What needs to happen
For these reasons, ChemSec urges chemical companies to take a high-ambition approach to the CSRD that will future-proof their business from the outset. This means:
- Treating all substances of concern as “material” (see above)
- Disclosing volumes and revenue share from all PFAS substances.
Is it really such a big deal to expect companies to observe basic transparency like this? Some are already doing it. Norwegian fertiliser giant Yara is ahead of the game and has already applied double materiality to its operations. Saudi Arabian petrochemical giant Sabic not only discloses the whole portfolio of chemicals it produces, but also the volumes produced. Asked why chemical companies don’t need to hide this information, the company stated:
“We know what our competition does, we know their facilities, we know where they are producing products, we know their volumes. So calling that information confidential does not have a lot of weight. … Protecting those fundamental pieces of information doesn’t make a whole lot of sense.”
The time is ripe for companies to substantiate their sustainability claims with data. Indeed, a recent report on the chemical industry by management consultants McKinsey identified lack of transparency as a key obstacle to innovation.
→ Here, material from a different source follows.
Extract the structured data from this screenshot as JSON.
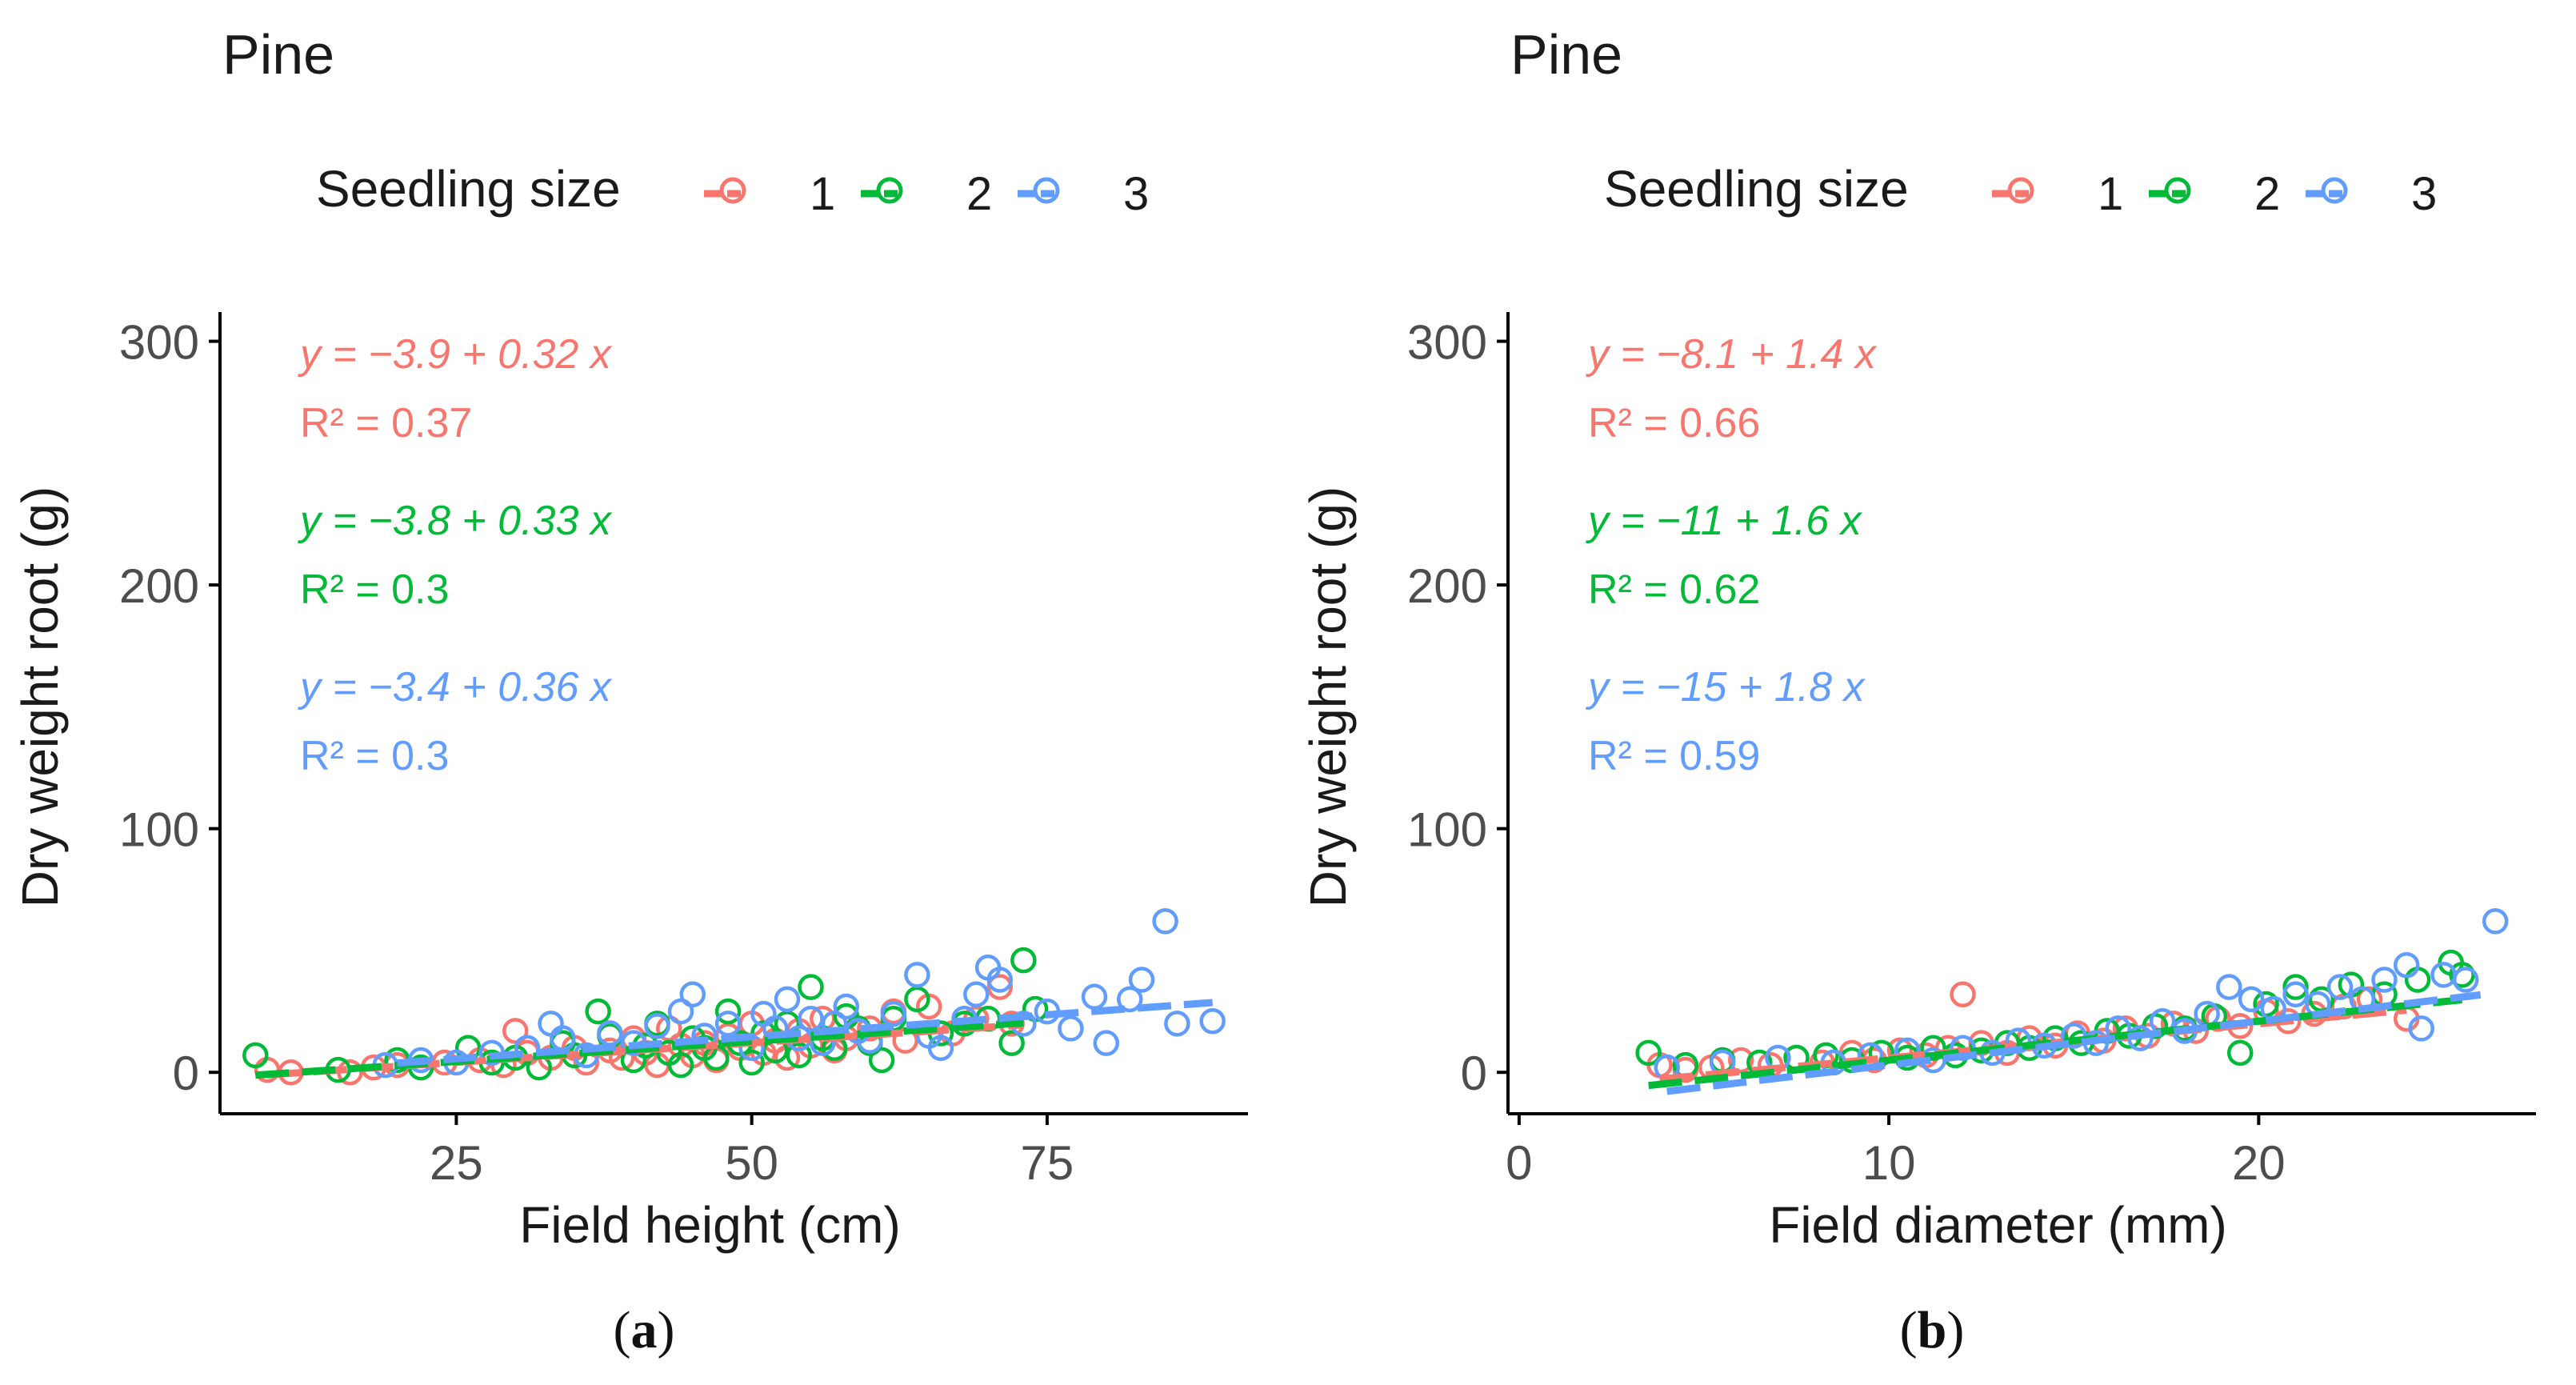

“Our question to industry is this: do you want to be in the low-disclosure group, or among the leaders on transparency and sustainability?” ChemSec’s Sonja Haider says. “We expect companies to disclose all the information necessary for investors to understand the business, and to understand the risks that business is exposed to via the production or use of hazardous chemicals.
“We understand that chemicals reporting under the CSRD will be challenging at first, but the information it will provide is vital to safeguarding society, the environment, and ultimately businesses themselves.”